Despite high child care costs, only 15 percent of children eligible for federal child care assistance get it, and the number is going down. Because child care subsidies were flat-funded in FY25, the Center for Law and Social Policy estimates that 24,000 fewer children got child care help (down from approximately 1.8 million). CLASP also projects that the flat funding enacted for FY26 will mean 50,000 fewer children will get care.

Instead of working to expand child care, the Trump administration has used it to punish its “enemies” – seeking to freeze child care funds in five “blue” states, baselessly accusing centers of fraud, and tying its freezes and accusations to its attacks on immigrants. According to a letter signed by 200 state lawmakers from all 50 states, if the freeze had taken effect, about 300,000 children and their families could lose their child care in the five states (MN, CO, IL, CA, NY), and all states could see funding delays that could force closures of some child care centers. Fortunately, courts have so far stopped these child care freezes.

While the Trump administration has cut, frozen and delayed funding needed by families with low incomes, and decreed tariffs that hurt these same families, the very richest among us are raking it in. An analysis by Americans for Tax Fairness shows that billionaires’ total wealth jumped by over a fifth (22%) during 2025, rising from $6.7 trillion to $8.2 trillion. The number of billionaires also increased, from 814 to 935.

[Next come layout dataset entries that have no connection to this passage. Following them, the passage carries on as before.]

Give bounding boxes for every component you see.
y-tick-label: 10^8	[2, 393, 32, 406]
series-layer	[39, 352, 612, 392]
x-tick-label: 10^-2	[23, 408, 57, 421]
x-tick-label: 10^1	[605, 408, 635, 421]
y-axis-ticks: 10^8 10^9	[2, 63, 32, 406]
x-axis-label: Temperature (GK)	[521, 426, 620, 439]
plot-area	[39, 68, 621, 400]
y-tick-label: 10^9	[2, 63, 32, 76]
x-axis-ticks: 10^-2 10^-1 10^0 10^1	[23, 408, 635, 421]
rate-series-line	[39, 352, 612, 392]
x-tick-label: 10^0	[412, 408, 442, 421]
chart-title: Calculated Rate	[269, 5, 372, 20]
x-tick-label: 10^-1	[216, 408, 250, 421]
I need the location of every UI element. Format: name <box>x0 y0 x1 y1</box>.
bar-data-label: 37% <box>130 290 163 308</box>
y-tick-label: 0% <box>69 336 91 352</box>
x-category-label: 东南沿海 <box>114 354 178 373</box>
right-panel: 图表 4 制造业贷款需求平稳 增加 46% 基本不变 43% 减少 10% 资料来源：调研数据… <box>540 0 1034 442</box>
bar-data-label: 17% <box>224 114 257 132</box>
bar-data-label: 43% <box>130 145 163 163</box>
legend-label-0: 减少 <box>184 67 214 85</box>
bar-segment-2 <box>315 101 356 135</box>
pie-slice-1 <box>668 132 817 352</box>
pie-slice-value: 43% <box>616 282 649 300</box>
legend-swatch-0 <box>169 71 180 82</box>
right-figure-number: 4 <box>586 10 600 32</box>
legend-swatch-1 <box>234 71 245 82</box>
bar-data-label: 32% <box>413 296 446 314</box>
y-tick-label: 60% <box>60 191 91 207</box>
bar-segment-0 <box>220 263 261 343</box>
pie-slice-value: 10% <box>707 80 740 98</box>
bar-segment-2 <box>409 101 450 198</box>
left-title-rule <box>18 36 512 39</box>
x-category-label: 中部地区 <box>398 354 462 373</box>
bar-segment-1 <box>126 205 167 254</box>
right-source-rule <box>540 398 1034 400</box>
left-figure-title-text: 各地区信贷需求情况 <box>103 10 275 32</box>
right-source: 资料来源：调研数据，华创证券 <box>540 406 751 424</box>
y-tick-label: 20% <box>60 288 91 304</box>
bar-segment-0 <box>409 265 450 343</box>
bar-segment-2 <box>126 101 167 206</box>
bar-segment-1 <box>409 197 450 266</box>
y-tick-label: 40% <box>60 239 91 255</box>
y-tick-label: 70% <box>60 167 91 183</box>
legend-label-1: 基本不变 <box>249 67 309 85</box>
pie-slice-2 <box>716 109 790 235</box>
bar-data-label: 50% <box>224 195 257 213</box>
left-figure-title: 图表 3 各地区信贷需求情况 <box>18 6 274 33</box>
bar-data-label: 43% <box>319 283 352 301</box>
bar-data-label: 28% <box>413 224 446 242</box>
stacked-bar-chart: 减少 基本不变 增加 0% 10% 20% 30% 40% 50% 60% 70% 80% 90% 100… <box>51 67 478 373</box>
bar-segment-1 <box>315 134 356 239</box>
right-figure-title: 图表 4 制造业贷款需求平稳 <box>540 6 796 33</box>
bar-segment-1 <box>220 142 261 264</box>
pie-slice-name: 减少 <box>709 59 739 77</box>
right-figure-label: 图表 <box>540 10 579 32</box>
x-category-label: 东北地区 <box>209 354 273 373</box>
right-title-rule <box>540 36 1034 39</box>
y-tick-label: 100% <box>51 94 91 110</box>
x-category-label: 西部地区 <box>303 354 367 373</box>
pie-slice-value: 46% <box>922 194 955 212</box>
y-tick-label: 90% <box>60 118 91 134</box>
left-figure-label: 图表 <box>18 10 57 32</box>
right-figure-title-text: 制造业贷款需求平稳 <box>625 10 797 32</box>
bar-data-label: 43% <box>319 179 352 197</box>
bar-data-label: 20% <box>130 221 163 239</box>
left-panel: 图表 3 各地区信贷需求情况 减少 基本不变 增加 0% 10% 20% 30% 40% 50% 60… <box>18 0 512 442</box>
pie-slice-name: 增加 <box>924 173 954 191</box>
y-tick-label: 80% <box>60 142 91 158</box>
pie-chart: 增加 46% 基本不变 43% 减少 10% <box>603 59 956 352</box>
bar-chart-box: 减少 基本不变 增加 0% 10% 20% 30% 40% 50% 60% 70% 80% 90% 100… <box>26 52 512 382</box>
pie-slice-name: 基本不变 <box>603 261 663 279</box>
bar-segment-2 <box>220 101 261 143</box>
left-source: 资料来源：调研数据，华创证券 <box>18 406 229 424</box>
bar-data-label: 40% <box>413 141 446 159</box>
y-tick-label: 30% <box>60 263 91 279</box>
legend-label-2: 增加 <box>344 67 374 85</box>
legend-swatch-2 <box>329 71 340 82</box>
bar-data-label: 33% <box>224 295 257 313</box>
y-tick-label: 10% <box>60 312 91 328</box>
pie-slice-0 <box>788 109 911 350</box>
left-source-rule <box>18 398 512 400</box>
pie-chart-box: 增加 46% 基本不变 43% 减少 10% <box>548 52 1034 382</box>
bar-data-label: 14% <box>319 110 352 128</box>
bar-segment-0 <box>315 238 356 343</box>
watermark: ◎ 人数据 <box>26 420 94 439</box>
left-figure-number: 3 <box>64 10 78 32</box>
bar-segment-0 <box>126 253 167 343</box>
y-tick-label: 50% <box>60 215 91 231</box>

We need a national strategy to increase the incomes of millions of families, through higher pay and federal investments in programs to make basic needs affordable. But the REAL state of the union in President Trump’s first year of his second term is one of lawless attacks on perceived enemies – immigrants, poor people, people of color, and blue states, to name some – and concerted efforts to further enrich billionaires. Increasingly, people are seeing past the lies; they are seeing the harmful reality.